If you are new to investing, mutual funds can be a good place to start to get your feet wet for a number of reasons.
Expert management – An investment professional actively manages the portfolio, determining what, when and how to buy or sell securities. This is particularly helpful because the professional has access to more tools, resources and information faster than the average individual investor.
Risk reduction – A typical mutual fund would be invested across different markets, asset classes or market sectors. This allows the investor to benefit from diversification.
Ease of Liquidity – In general, except when in a locked-in period (one to six months from initial investment), you are able to sell your mutual funds within a short period of time if needed.
Reduced paperwork – Managing your invest personally, would typically require you to deal with some paperwork relating to dividends, other corporate actions and even taxes but investing in a mutual fund significantly reduces the need to do this.

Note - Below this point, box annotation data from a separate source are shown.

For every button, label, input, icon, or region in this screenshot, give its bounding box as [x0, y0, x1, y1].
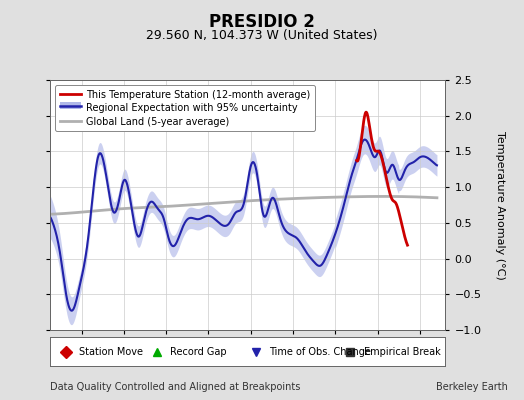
- Text: Data Quality Controlled and Aligned at Breakpoints: Data Quality Controlled and Aligned at B…: [50, 382, 300, 392]
- Text: Record Gap: Record Gap: [170, 346, 227, 357]
- Legend: This Temperature Station (12-month average), Regional Expectation with 95% uncer: This Temperature Station (12-month avera…: [54, 85, 315, 131]
- Text: Empirical Break: Empirical Break: [364, 346, 441, 357]
- Text: Berkeley Earth: Berkeley Earth: [436, 382, 508, 392]
- Text: Time of Obs. Change: Time of Obs. Change: [269, 346, 371, 357]
- Text: 29.560 N, 104.373 W (United States): 29.560 N, 104.373 W (United States): [146, 30, 378, 42]
- Text: Station Move: Station Move: [80, 346, 144, 357]
- Y-axis label: Temperature Anomaly (°C): Temperature Anomaly (°C): [495, 131, 505, 279]
- Text: PRESIDIO 2: PRESIDIO 2: [209, 13, 315, 31]
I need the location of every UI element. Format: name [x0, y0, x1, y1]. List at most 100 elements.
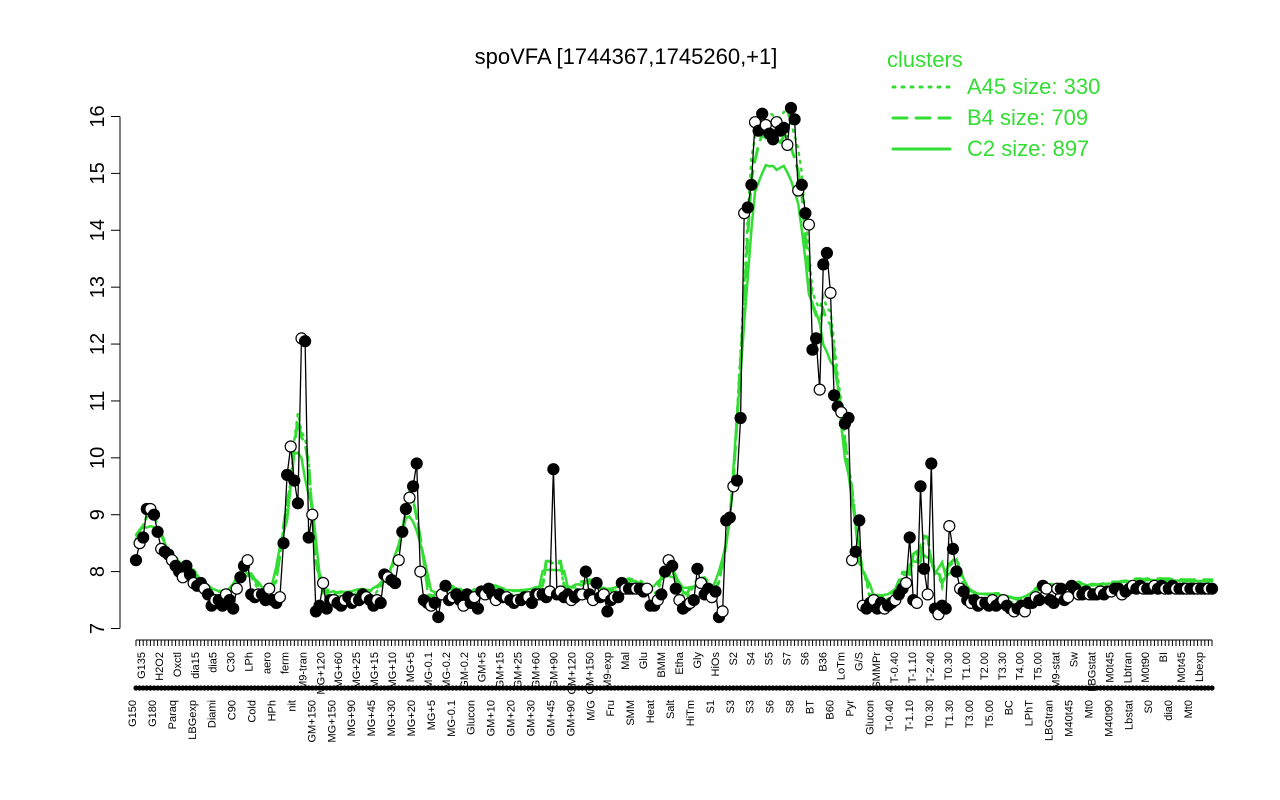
data-point [925, 457, 938, 470]
x-tick-label: MG-0.1 [446, 700, 458, 737]
data-point [666, 559, 679, 573]
x-rug-marker [1112, 685, 1118, 691]
data-point [317, 576, 330, 590]
x-rug-marker [223, 685, 229, 691]
x-rug-marker [1209, 685, 1215, 691]
x-tick-label: GM+90 [565, 700, 577, 736]
data-point [756, 107, 769, 120]
x-tick-label: S5 [764, 652, 776, 665]
cluster-lines [134, 107, 1214, 606]
x-rug-marker [939, 685, 945, 691]
x-tick-label: LPh [244, 652, 256, 672]
x-rug-marker [1061, 685, 1068, 691]
x-rug-marker [1151, 685, 1158, 691]
x-rug-marker [144, 685, 150, 691]
x-rug-marker [849, 685, 855, 691]
x-tick-label: Pyr [844, 700, 856, 717]
y-tick-label: 7 [87, 623, 109, 634]
x-tick-label: M9-tran [297, 652, 309, 690]
x-rug-marker [903, 685, 909, 691]
x-tick-label: HiOs [710, 652, 722, 677]
data-point [777, 121, 790, 135]
x-tick-label: GM+60 [531, 652, 543, 688]
x-tick-label: SMM [625, 700, 637, 726]
y-tick-label: 11 [87, 391, 109, 412]
x-rug-marker [1094, 685, 1100, 691]
y-tick-label: 9 [87, 509, 109, 520]
x-rug-marker [568, 685, 575, 691]
x-rug-marker [752, 685, 758, 691]
x-rug-marker [745, 685, 751, 691]
x-rug-marker [658, 685, 665, 691]
x-rug-marker [410, 685, 416, 691]
x-rug-marker [1018, 685, 1024, 691]
x-rug-marker [835, 685, 841, 691]
x-rug-marker [979, 685, 985, 691]
x-rug-marker [1148, 685, 1154, 691]
x-rug-marker [676, 685, 682, 691]
x-rug-marker [975, 685, 981, 691]
data-point [730, 474, 744, 487]
x-tick-label: M40t45 [1064, 700, 1076, 737]
x-tick-label: dia5 [208, 652, 220, 673]
x-rug-marker [212, 685, 218, 691]
x-rug-marker [172, 685, 179, 691]
x-tick-label: Lbexp [1194, 652, 1206, 682]
x-tick-label: MG+30 [386, 700, 398, 736]
x-rug-marker [234, 685, 240, 691]
x-rug-marker [601, 685, 607, 691]
x-tick-label: Glucon [864, 700, 876, 735]
y-axis: 7 8 9 10 11 12 13 14 15 16 [87, 105, 121, 634]
x-rug-marker [500, 685, 506, 691]
x-rug-marker [262, 685, 269, 691]
data-point [853, 514, 866, 527]
x-rug-marker [1123, 685, 1129, 691]
legend-label: B4 size: 709 [967, 105, 1088, 130]
x-tick-label: T1.30 [944, 700, 956, 728]
x-rug-marker [1065, 685, 1071, 691]
x-rug-marker [442, 685, 449, 691]
x-rug-marker [187, 685, 193, 691]
x-tick-label: S7 [782, 652, 794, 665]
data-point [745, 178, 758, 191]
x-rug-marker [478, 685, 485, 691]
x-rug-marker [280, 685, 287, 691]
x-rug-marker [529, 685, 535, 691]
x-tick-label: B60 [824, 700, 836, 720]
x-rug-marker [935, 685, 942, 691]
data-point [903, 531, 916, 544]
data-point [137, 531, 150, 544]
x-rug-marker [723, 685, 729, 691]
x-tick-label: G150 [127, 700, 139, 727]
x-tick-label: Paraq [167, 700, 179, 729]
x-rug-marker [396, 685, 402, 691]
data-point [813, 383, 826, 396]
x-tick-label: G/S [853, 652, 865, 671]
x-rug-marker [320, 685, 326, 691]
x-tick-label: GM+15 [495, 652, 507, 688]
x-rug-marker [644, 685, 650, 691]
data-point [374, 596, 387, 610]
x-rug-marker [1076, 685, 1082, 691]
x-rug-marker [1040, 685, 1046, 691]
data-point [403, 491, 416, 504]
x-rug-marker [673, 685, 679, 691]
x-rug-marker [791, 685, 798, 691]
data-point [601, 605, 614, 618]
x-rug-marker [504, 685, 510, 691]
x-rug-marker [489, 685, 495, 691]
x-rug-marker [241, 685, 247, 691]
x-rug-marker [1119, 685, 1125, 691]
x-tick-label: LoTm [835, 652, 847, 680]
x-rug-marker [878, 685, 884, 691]
data-point [439, 579, 452, 592]
x-rug-marker [957, 685, 963, 691]
x-tick-label: S6 [765, 700, 777, 713]
x-rug-marker [612, 685, 618, 691]
x-tick-label: HPh [266, 700, 278, 721]
x-rug-marker [626, 685, 632, 691]
x-rug-marker [1202, 685, 1208, 691]
x-rug-marker [640, 685, 647, 691]
x-rug-marker [540, 685, 546, 691]
data-point [288, 474, 301, 487]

Inspite of these nice things they do for your portfolio, the can’t do certain things:
Guarantee returns – Mutual funds don’t have a guaranteed rate of return neither do they guarantee that there would be positive returns.
Eliminate Risk – Not even money market funds are risk free. In spite of the best effort of the manager, there is still the possibility that you can get less than you put in or you lose all your money.
Produce Windfall Gains – The typical mutual fund would be invested across different sectors and securities, some will do very well, some will be okay and some will be bad. So they are most likely going to generate returns that are close (better/worse) to the average market return.